The left panel presents SHAP-based feature attribution, illustrating the global contribution distribution of drilling parameters influencing gas kick prediction. The right panel visualizes attention-derived interaction dependencies learned by the graph neural model, highlighting dominant parameter coupling pathways during anomaly characterization. Together, these perspectives provide complementary transparency at both feature and structural levels, supporting engineering validation and trustworthy deployment.
2.4.1. Feature Contribution Analysis Using SHAP
SHapley Additive exPlanations (SHAP) are employed to quantify the influence of individual drilling parameters on gas kick prediction. Rooted in cooperative game theory, SHAP evaluates feature contributions by computing their marginal effect on the model output across all possible feature coalitions. This framework provides consistent and theoretically grounded attribution while allowing direct comparison across heterogeneous measurements.

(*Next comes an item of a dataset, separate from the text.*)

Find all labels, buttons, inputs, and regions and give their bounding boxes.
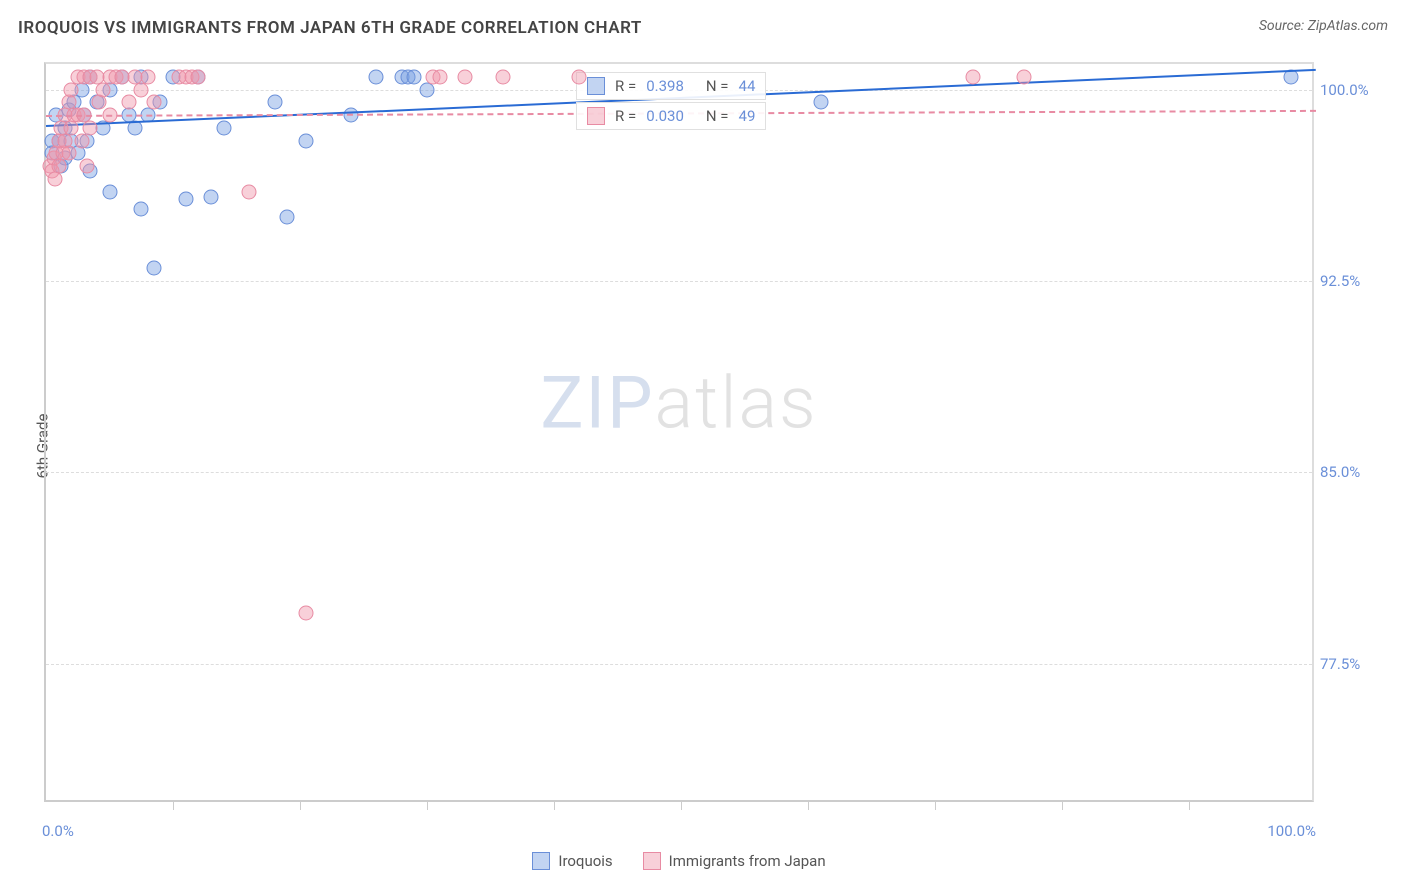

In this study, SHAP values are calculated for the trained monitoring model to perform both global and local interpretability analysis. Global attribution identifies parameters that most strongly affect prediction behavior across the dataset, enabling comparison with engineering knowledge regarding pressure dynamics, flow imbalance, fluid return variation, and hydrocarbon indicators. Local attribution examines individual alarm events, highlighting which features drive model responses in specific operational scenarios.
As shown in the left panel of
Figure 8, the SHAP summary visualization reveals both the magnitude and direction of feature contributions. This representation enables validation of whether model attention aligns with physically meaningful indicators and assists in diagnosing potential bias or over-reliance on spurious correlations. Through feature-level attribution, the proposed framework improves transparency and strengthens confidence in automated monitoring outputs.

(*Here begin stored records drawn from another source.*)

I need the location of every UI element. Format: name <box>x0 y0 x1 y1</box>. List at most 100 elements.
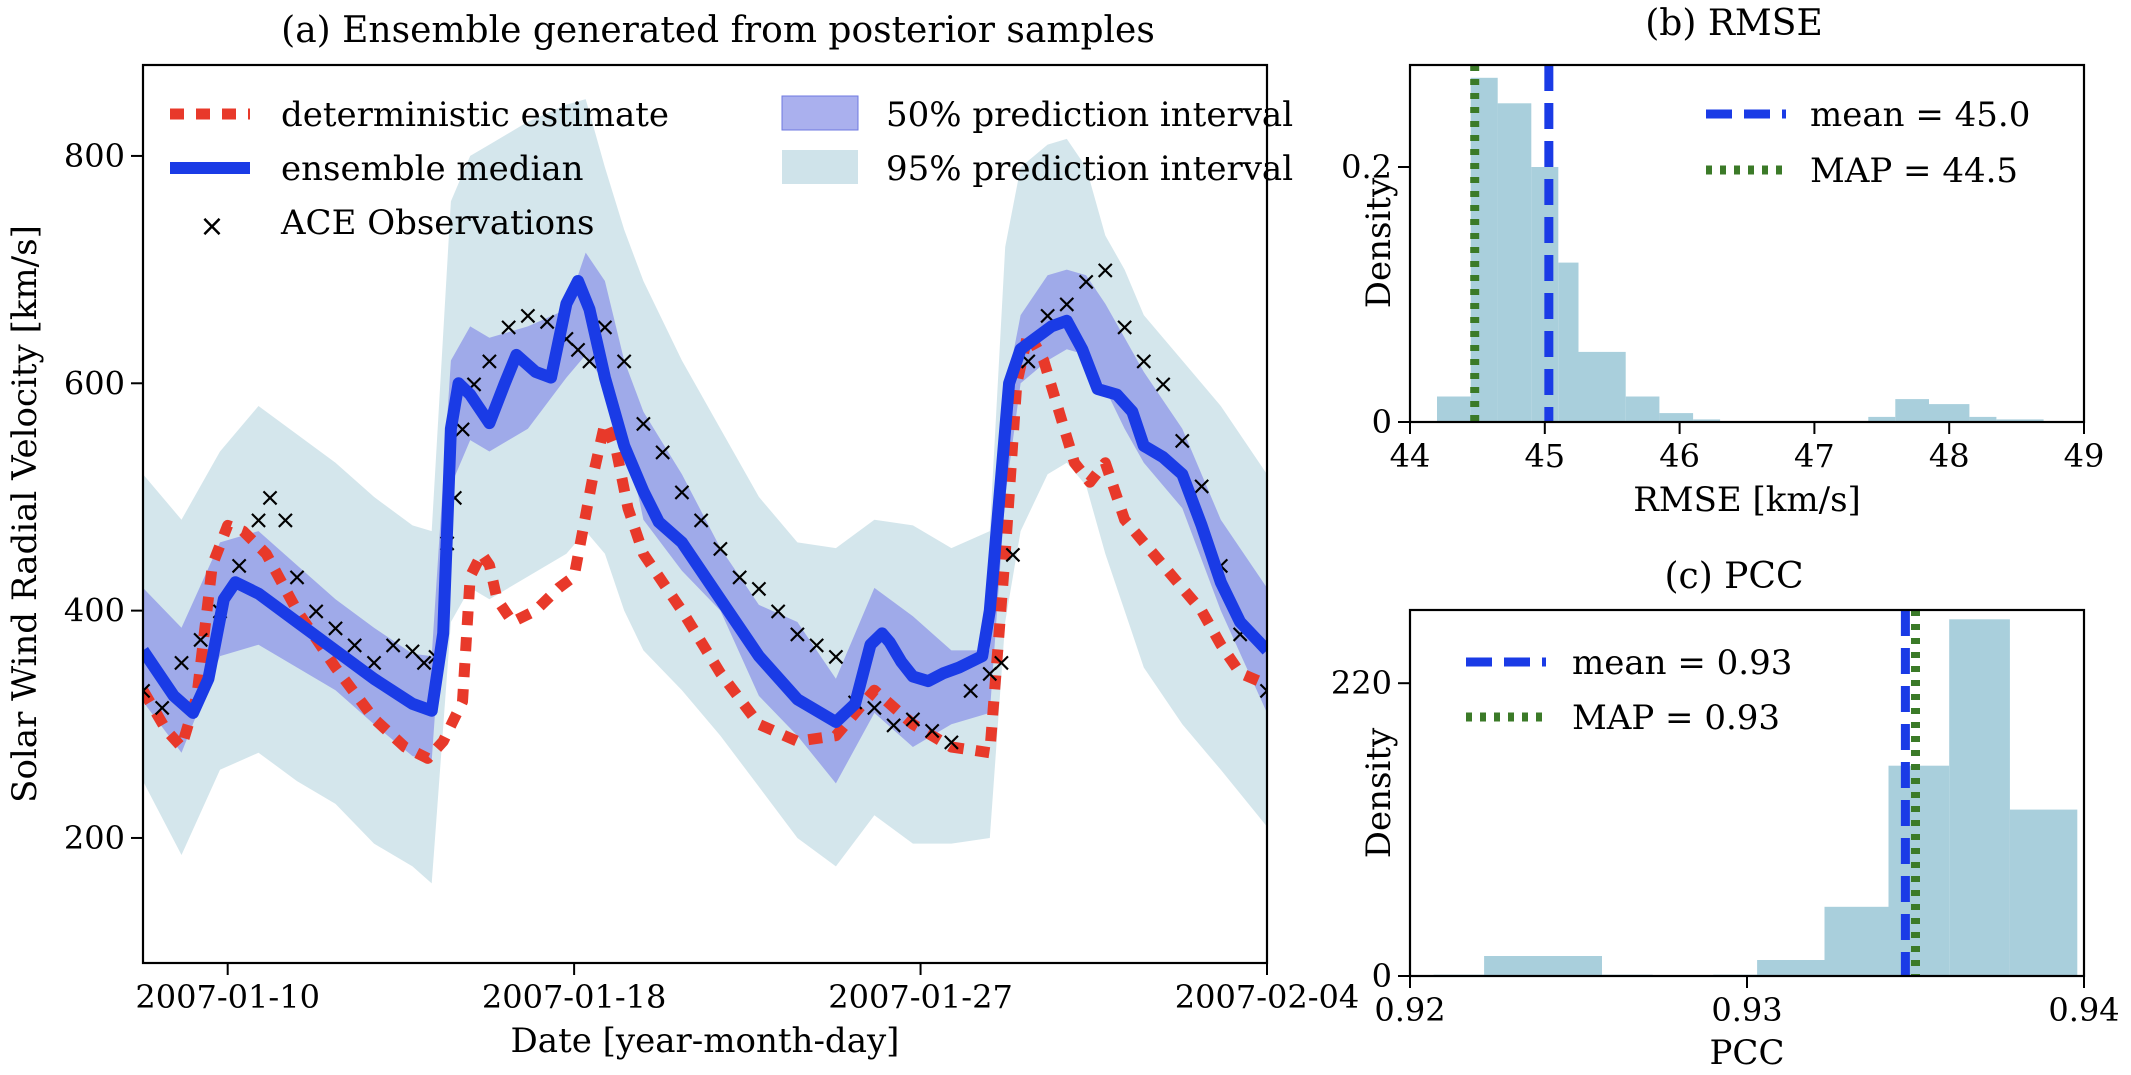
panel-c-legend: mean = 0.93 MAP = 0.93 <box>1466 643 1792 738</box>
histogram-bar <box>1437 396 1471 422</box>
histogram-bar <box>1868 416 1896 422</box>
panel-b-ylabel: Density <box>1359 177 1399 308</box>
observation-point: × <box>536 307 558 337</box>
panel-c-ylabel: Density <box>1359 727 1399 858</box>
x-tick-label: 0.93 <box>1711 991 1782 1029</box>
observation-point: × <box>633 409 655 439</box>
panel-b-title: (b) RMSE <box>1645 3 1823 44</box>
panel-b-legend: mean = 45.0 MAP = 44.5 <box>1706 95 2030 191</box>
y-tick-label: 0 <box>1372 957 1392 995</box>
panel-a-ylabel: Solar Wind Radial Velocity [km/s] <box>5 225 45 803</box>
observation-point: × <box>325 614 347 644</box>
panel-b-plot-area <box>1437 65 2044 423</box>
histogram-bar <box>1757 960 1825 976</box>
histogram-bar <box>1929 404 1970 422</box>
observation-point: × <box>1075 267 1097 297</box>
observation-point: × <box>171 648 193 678</box>
observation-point: × <box>806 631 828 661</box>
observation-point: × <box>132 676 154 706</box>
legend-b-mean-label: mean = 45.0 <box>1810 95 2030 135</box>
panel-a-legend: deterministic estimate ensemble median ×… <box>170 95 1293 244</box>
panel-a-ticks: 200 400 600 800 2007-01-10 2007-01-18 2007-01-… <box>64 137 1359 1016</box>
observation-point: × <box>286 563 308 593</box>
observation-point: × <box>1133 347 1155 377</box>
histogram-bar <box>1625 396 1660 422</box>
x-tick-label: 49 <box>2064 437 2105 475</box>
observation-point: × <box>979 659 1001 689</box>
observation-point: × <box>259 483 281 513</box>
histogram-bar <box>1824 906 1889 976</box>
panel-a-plot-area: ××××××××××××××××××××××××××××××××××××××××… <box>132 99 1278 884</box>
histogram-bar <box>1895 399 1929 422</box>
observation-point: × <box>787 619 809 649</box>
observation-point: × <box>479 347 501 377</box>
ensemble-median-line <box>143 275 1267 728</box>
histogram-bar <box>1969 416 1997 422</box>
panel-b-frame <box>1408 63 2086 424</box>
x-tick-label: 0.92 <box>1374 991 1445 1029</box>
legend-c-mean-label: mean = 0.93 <box>1572 643 1792 683</box>
observation-point: × <box>960 676 982 706</box>
observation-point: × <box>1152 369 1174 399</box>
histogram-bar <box>1558 262 1579 422</box>
x-tick-label: 2007-01-18 <box>482 978 667 1016</box>
deterministic-estimate-line <box>143 326 1267 764</box>
legend-pi50-label: 50% prediction interval <box>886 95 1293 135</box>
histogram-bar <box>1693 419 1721 422</box>
panel-a: (a) Ensemble generated from posterior sa… <box>5 10 1359 1061</box>
observation-point: × <box>652 438 674 468</box>
x-tick-label: 46 <box>1659 437 1700 475</box>
x-tick-label: 2007-01-10 <box>135 978 320 1016</box>
observation-point: × <box>498 312 520 342</box>
histogram-bar <box>1888 765 1950 976</box>
observation-point: × <box>613 347 635 377</box>
observation-point: × <box>941 727 963 757</box>
y-tick-label: 400 <box>64 592 125 630</box>
legend-observations-marker: × <box>199 209 224 244</box>
panel-c-ticks: 0.92 0.93 0.94 0 220 <box>1331 664 2120 1029</box>
histogram-bar <box>1996 419 2044 422</box>
observation-point: × <box>1056 290 1078 320</box>
observation-point: × <box>1094 256 1116 286</box>
panel-c-plot-area <box>1433 610 2078 976</box>
histogram-bar <box>1484 956 1602 976</box>
panel-a-frame <box>141 63 1269 965</box>
observation-point: × <box>517 301 539 331</box>
observation-point: × <box>1171 426 1193 456</box>
x-tick-label: 44 <box>1390 437 1431 475</box>
observation-point: × <box>413 648 435 678</box>
observation-point: × <box>567 335 589 365</box>
panel-a-xlabel: Date [year-month-day] <box>511 1021 900 1061</box>
y-tick-label: 220 <box>1331 664 1392 702</box>
y-tick-label: 600 <box>64 364 125 402</box>
legend-median-label: ensemble median <box>281 149 584 189</box>
x-tick-label: 2007-02-04 <box>1175 978 1360 1016</box>
histogram-bar <box>1659 413 1694 422</box>
panel-b-xlabel: RMSE [km/s] <box>1633 480 1861 520</box>
x-tick-label: 48 <box>1929 437 1970 475</box>
x-tick-label: 2007-01-27 <box>828 978 1013 1016</box>
x-tick-label: 47 <box>1794 437 1835 475</box>
observation-point: × <box>729 563 751 593</box>
observation-point: × <box>748 574 770 604</box>
observation-point: × <box>1256 676 1278 706</box>
panel-b-ticks: 44 45 46 47 48 49 0 0.2 <box>1341 148 2104 475</box>
legend-pi95-swatch <box>782 150 858 184</box>
x-tick-label: 0.94 <box>2048 991 2119 1029</box>
observation-point: × <box>382 631 404 661</box>
observation-point: × <box>228 551 250 581</box>
observation-point: × <box>275 506 297 536</box>
observation-point: × <box>767 597 789 627</box>
observation-point: × <box>151 693 173 723</box>
histogram-bar <box>2009 809 2078 976</box>
observation-point: × <box>190 625 212 655</box>
histogram-bar <box>1497 103 1532 423</box>
x-tick-label: 45 <box>1524 437 1565 475</box>
observation-point: × <box>825 642 847 672</box>
legend-b-map-label: MAP = 44.5 <box>1810 151 2018 191</box>
observation-point: × <box>991 648 1013 678</box>
panel-c-xlabel: PCC <box>1710 1033 1785 1073</box>
observation-point: × <box>305 597 327 627</box>
observation-point: × <box>710 534 732 564</box>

2.4.2. Interaction Interpretability via Graph Attention Mechanisms
While feature attribution reveals individual parameter effects, gas kick evolution is inherently governed by interactions among hydraulic, mechanical, and thermodynamic variables. To capture interpretability at the system level, the proposed graph neural model leverages attention mechanisms that assign adaptive importance weights to edges representing parameter dependencies.
During training, attention coefficients regulate message passing among nodes and reflect the relative influence of neighboring parameters on representation updates. Analysis of these learned coefficients enables identification of dominant interaction pathways that contribute to anomaly detection. For example, pressure–flow coupling or fluid–gas response relationships can be revealed through elevated attention intensity.
The right panel of
Figure 8 visualizes the learned attention distribution as an interaction heatmap, illustrating structural dependencies discovered by the model. Unlike post hoc explanations, this interpretability is embedded within the learning process and reflects the internal reasoning of the graph representation itself. Consequently, attention-based inspection provides insights into disturbance propagation patterns and system-level deviation formation that precede observable anomalies.
By integrating SHAP attribution and attention-based structural inspection, the proposed framework establishes multi-granular interpretability across feature and interaction domains. This dual-perspective transparency facilitates engineering validation, supports trustworthy deployment, and enhances the practical applicability of graph-based gas kick monitoring in real-world drilling operations.